Mauritian parliament imposes tougher regulations on broadcast media

Reporters Without Borders (RSF) calls on the president of Mauritius not to promulgate the law imposing much tougher regulations on radio stations that the national assembly passed yesterday despite opposition from the media. This law threatens journalistic independence, RSF says.

“Wake for freedom of expression,” was the front-page headline in the Mauritian newspaper L’Express yesterday morning, a few hours before the national assembly approved the Independent Broadcasting Authority (Amendment) Bill, giving the authorities extensive powers to penalise the island nation’s very popular privately-owned radio stations and jeopardising the confidentiality of journalists’ sources.

The law would enable the director of the Independent Broadcasting Authority (IBA), the national broadcast media regulator, to ask a judge to order journalists to reveal their sources or “produce any record, document or article needed for the exercise, by the Authority, of its regulatory powers.” And it establishes no legal safeguards for this practice.

It would also increase the penalties that courts can impose on journalists, extend the IBA’s powers and further undermine its already limited independence. Media outlets that fail to comply with the rules or journalists who refuse to reveal their sources would face up to five years in prison and a fine of 500,000 rupees (10,000 euros) – five times more than the current fine. At the same time, the IBA members responsible for settling disputes in the event of an appeal would now be appointed by the government and not by the IBA itself, as was the case until now.

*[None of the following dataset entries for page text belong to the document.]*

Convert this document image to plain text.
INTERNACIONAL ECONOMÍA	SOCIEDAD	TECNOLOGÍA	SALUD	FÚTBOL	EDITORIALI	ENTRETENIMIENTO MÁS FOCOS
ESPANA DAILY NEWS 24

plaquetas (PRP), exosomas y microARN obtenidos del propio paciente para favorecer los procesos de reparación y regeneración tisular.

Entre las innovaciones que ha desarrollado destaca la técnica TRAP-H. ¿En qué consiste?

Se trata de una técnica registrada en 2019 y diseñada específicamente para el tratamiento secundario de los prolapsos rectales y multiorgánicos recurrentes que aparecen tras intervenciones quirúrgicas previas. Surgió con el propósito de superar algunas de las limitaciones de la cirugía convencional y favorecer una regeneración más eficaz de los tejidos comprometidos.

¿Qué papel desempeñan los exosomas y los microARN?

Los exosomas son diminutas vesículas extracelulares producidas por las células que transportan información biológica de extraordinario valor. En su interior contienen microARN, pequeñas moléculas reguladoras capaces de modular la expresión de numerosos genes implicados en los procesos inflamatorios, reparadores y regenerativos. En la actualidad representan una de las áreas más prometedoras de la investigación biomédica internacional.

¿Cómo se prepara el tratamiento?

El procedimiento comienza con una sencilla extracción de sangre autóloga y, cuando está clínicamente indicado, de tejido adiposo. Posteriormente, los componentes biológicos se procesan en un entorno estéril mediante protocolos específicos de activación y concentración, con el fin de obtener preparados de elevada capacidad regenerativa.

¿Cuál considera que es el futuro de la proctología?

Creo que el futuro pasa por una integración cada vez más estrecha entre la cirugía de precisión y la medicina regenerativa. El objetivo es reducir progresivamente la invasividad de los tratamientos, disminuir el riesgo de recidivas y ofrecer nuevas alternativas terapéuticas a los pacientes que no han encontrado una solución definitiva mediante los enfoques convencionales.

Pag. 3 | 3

Finally, the media licensing process would become much more onerous. Licences would cost twice as much and would be valid for only one year, instead of three. This means that the IBA’s director, who is appointed by the prime minister, would have an opportunity to strip a media outlet of its licence every 12 months. Furthermore, the new law specifies that “the past conduct of a licensee” should be considered when “determining whether or not to renew a licence.”

“What with increasing the threat to the confidentiality of sources, reinforcing penalties, making it harder to renew a licence and undermining the regulator’s independence, this bill has provisions that are very dangerous for journalistic freedom, pluralism and independence in Mauritius,” said Arnaud Froger, the head of RSF’s Africa desk. “We ask the president not to sign it into law.”

Mauritius is ranked 61st out of 180 countries in RSF's 2021 World Press Freedom Index.